Wood pointed out that factors such as deregulation, tax cuts, declining inflation, and lower interest rates have collectively created conditions for an economic rebound. She particularly emphasized that, as manufacturing facilities, equipment, software, and domestic R&D accelerate depreciation, corporate income tax refunds will increase, potentially bringing the effective corporate income tax rate close to 10%. In response to the supply shocks triggered by the COVID-19 pandemic, the Federal Reserve significantly raised interest rates between March 2022 and July 2023, rapidly increasing rates from 0.25% to 5.5%. This move exerted pressure on real estate, manufacturing, capital expenditures in non-AI sectors, and low- to middle-income groups. Now, with the shift in the policy environment, the foundation for economic recovery is being laid.
The AI boom is driving capital expenditures to their highest level since the late 1990s. In 2025, investment in data center systems grew by 47% to nearly $500 billion, and is expected to increase by another 20% in 2026. Investment on such a scale raises questions about the sources of returns. In addition to the semiconductor industry and major cloud service companies (such as relevant entities in the public stock market), investment growth is also benefiting native AI companies that are not yet publicly listed. It is reported that, as of the end of 2025, OpenAI and Anthropic achieved annualized revenues of $20 billion and $9 billion, respectively, showing rapid growth. Rumors suggest that both companies are considering initial public offerings (IPOs) within the next one to two years.
In the corporate sector, the adoption of many AI applications remains slow, constrained by factors such as bureaucracy, inertia, and the reconstruction of data infrastructure. In 2026, companies may realize that they must train models based on their own data and iterate quickly, or risk being overtaken by competitors. AI-driven applications are expected to provide higher-quality customer service, accelerate product launches, and help startups achieve more with fewer resources.

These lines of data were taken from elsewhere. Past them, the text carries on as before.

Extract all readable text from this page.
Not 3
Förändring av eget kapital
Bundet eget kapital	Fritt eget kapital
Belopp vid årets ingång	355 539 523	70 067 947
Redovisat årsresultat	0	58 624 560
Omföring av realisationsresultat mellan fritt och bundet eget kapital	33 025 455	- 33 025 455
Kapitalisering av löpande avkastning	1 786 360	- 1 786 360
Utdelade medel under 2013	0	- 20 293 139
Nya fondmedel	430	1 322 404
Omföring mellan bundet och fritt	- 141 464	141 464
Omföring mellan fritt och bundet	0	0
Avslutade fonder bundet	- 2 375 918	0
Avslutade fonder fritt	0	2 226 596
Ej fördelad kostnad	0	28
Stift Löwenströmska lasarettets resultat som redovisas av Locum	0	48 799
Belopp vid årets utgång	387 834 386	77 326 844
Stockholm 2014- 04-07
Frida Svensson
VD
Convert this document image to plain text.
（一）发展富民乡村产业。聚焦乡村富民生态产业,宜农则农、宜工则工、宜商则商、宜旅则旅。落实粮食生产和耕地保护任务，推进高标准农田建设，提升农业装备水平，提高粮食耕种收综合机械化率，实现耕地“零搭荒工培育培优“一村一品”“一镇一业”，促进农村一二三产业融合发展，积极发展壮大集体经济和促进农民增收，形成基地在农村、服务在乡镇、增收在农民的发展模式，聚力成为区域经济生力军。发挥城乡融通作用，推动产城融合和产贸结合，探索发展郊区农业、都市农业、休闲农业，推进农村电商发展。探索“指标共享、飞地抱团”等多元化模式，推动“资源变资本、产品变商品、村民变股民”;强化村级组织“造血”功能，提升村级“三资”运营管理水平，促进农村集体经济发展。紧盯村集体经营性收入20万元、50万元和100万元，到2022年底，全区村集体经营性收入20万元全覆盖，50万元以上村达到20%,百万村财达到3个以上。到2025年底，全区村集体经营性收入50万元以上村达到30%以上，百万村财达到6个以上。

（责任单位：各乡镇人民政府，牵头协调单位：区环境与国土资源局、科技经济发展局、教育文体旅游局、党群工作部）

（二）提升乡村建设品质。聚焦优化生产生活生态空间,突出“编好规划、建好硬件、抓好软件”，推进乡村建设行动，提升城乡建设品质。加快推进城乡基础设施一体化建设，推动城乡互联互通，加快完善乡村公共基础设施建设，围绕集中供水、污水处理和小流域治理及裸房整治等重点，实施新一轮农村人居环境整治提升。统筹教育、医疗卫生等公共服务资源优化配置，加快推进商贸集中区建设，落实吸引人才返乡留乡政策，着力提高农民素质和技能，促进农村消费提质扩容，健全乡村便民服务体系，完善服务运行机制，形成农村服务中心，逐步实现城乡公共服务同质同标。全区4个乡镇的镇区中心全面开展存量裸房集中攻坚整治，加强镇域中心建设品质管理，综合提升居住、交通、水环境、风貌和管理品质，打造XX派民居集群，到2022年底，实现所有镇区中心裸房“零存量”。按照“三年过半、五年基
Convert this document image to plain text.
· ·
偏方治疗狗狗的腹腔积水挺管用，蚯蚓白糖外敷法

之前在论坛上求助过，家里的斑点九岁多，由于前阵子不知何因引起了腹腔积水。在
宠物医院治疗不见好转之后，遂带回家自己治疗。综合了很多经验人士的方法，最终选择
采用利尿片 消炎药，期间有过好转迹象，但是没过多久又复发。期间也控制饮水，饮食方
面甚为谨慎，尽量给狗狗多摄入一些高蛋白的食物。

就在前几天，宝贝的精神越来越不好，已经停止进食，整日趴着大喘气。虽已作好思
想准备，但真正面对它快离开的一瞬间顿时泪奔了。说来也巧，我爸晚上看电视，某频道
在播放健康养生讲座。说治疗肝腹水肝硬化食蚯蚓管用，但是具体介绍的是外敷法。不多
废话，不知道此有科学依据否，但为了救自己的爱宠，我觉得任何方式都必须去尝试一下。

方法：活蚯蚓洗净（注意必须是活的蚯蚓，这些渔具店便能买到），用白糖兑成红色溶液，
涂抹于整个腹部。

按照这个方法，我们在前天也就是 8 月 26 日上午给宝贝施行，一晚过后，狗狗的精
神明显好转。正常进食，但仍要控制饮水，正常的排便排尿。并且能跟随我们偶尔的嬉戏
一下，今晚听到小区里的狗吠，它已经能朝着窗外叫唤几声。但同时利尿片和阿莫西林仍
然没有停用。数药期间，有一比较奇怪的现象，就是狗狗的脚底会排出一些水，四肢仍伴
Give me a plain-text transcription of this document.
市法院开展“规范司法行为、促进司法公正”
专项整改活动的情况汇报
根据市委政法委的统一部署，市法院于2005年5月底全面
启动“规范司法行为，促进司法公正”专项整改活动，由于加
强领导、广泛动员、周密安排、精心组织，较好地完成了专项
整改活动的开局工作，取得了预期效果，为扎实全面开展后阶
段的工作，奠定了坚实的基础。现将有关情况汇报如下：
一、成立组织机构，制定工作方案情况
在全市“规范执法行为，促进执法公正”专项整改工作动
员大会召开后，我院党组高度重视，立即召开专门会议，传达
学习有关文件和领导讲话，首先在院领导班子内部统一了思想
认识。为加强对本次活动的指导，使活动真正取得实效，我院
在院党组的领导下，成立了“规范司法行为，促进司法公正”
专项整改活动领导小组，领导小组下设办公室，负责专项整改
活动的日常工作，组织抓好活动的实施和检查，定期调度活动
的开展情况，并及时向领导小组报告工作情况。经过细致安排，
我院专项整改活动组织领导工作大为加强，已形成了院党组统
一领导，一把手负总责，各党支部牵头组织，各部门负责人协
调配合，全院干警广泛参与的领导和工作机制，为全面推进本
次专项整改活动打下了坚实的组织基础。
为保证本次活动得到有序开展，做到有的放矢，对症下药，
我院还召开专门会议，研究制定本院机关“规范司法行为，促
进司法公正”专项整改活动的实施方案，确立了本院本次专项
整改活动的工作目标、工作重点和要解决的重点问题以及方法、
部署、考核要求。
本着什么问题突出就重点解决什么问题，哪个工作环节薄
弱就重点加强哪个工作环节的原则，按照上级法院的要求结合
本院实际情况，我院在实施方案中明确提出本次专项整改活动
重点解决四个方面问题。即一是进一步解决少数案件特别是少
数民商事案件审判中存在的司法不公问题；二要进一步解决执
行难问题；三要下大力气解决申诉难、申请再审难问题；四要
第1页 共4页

AI and other innovative platforms have significant deflationary effects. According to some benchmark data, AI training costs are decreasing by 75% annually, while inference costs are declining by up to 99% per year. The rapid decline in technology costs will drive explosive growth in its applications. Against the backdrop of productivity growth of 5%-7%, labor force growth of approximately 1%, and inflation remaining in a low range, the U.S. nominal GDP growth rate is expected to remain within the 6%-8% range in the coming years. This technology-driven deflationary environment, potentially similar to historical periods of major technological revolutions, could provide enduring momentum for economic growth.